As the crisis of Italy’s banking sector with several banks in real difficulty remains acute, a number of indicators brought further concern about Italy’s global economic outlook. Consumer confidence has decreased constantly since January 2016 and has impacted the manufacturing industry whose inventory has grown.
The headline Markit Italy Manufacturing PMI came in at 49.8 in August 2016 from 51.2 in July 2016, missing market consensus of 51.1. It was a 20-month low since December 2014, as a reduction in new orders led to weaker growth in both output and employment.
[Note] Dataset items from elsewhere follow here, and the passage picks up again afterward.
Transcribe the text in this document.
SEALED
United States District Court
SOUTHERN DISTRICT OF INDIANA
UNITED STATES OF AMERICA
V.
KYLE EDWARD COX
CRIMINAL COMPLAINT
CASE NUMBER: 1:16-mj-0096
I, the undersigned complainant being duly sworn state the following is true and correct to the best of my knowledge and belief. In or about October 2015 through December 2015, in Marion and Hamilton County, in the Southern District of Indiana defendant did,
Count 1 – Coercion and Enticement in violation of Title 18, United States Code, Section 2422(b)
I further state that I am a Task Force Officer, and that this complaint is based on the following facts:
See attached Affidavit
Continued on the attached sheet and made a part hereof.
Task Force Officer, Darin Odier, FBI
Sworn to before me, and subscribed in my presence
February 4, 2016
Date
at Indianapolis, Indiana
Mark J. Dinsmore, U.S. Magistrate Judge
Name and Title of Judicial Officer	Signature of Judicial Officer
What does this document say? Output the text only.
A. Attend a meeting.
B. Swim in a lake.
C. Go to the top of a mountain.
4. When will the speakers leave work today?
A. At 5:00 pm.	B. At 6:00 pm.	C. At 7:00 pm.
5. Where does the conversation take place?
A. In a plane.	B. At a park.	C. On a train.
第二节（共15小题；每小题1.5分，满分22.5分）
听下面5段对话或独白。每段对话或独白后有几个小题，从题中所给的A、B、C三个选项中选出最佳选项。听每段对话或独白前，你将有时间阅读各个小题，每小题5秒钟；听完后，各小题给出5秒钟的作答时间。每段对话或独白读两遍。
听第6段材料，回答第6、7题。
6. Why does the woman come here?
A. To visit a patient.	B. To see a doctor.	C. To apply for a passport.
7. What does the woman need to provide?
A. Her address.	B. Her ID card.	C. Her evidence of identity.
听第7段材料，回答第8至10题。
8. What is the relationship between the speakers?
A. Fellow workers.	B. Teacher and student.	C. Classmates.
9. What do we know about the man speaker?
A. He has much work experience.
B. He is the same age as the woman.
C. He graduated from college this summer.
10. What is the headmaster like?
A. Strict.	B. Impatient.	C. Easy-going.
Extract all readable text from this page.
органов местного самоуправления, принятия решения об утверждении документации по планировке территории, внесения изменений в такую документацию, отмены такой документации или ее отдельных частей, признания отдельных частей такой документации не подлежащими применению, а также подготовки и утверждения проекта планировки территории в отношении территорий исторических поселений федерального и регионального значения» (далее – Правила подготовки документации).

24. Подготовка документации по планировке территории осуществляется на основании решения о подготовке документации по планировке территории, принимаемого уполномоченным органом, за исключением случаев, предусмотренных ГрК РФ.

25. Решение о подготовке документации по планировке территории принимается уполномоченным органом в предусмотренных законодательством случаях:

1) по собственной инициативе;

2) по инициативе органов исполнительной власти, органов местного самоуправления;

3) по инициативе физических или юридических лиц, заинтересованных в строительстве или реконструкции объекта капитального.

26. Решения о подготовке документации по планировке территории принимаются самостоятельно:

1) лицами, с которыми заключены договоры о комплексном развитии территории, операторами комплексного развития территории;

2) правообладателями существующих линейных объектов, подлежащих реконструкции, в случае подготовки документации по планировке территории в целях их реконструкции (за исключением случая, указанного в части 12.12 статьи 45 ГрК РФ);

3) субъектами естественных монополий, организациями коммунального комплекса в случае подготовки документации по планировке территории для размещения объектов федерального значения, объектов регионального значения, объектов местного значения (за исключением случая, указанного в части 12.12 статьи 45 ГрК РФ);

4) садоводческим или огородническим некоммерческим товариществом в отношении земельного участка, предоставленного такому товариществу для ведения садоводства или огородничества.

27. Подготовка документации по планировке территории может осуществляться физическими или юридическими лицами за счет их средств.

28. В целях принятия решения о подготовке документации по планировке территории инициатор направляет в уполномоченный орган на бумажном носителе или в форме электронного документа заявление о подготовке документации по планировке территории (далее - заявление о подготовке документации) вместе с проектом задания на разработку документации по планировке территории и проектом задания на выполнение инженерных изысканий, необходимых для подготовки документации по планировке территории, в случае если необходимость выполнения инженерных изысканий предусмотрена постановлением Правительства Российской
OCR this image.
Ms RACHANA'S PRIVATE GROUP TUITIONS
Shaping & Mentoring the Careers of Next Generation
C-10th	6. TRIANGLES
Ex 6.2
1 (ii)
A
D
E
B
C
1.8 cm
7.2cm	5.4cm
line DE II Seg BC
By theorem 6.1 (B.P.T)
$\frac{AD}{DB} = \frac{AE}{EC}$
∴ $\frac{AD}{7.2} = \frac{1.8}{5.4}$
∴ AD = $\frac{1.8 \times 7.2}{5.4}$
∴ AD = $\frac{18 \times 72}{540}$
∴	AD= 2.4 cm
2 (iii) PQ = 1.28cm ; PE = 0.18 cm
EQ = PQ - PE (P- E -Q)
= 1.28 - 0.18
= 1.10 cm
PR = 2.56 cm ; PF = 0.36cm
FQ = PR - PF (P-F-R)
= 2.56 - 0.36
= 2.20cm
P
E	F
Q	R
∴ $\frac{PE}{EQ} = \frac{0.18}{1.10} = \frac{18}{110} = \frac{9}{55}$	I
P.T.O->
On the other hand, August 2016 saw a further decrease in retail sales across Italy, although the pace of contraction eased to the slowest for three months; and Italian services companies recorded the fastest rise in business activity for six months.
These two facts in addition to relatively good but disparate export figures have helped to keep Italy’s economy afloat. However, beyond the statistics, the general situation looks quite bleak in the medium term as Italy’s GDP in Q2 2016 confirmed stagnant at just 0.8% YOY compared to 1.0% in the previous quarter.
Consumer spending and investment have reached such low levels that they barely contributed to Italy’s sluggish economic growth. The situation has become serious enough for many analysts to wonder if and when Italy comes back into the economic recession that ended in 2015. Any additional negative factor could now turn Italy’s economic situation into a serious headache for the euro area as whole, especially in case of increased tension in the banking sector.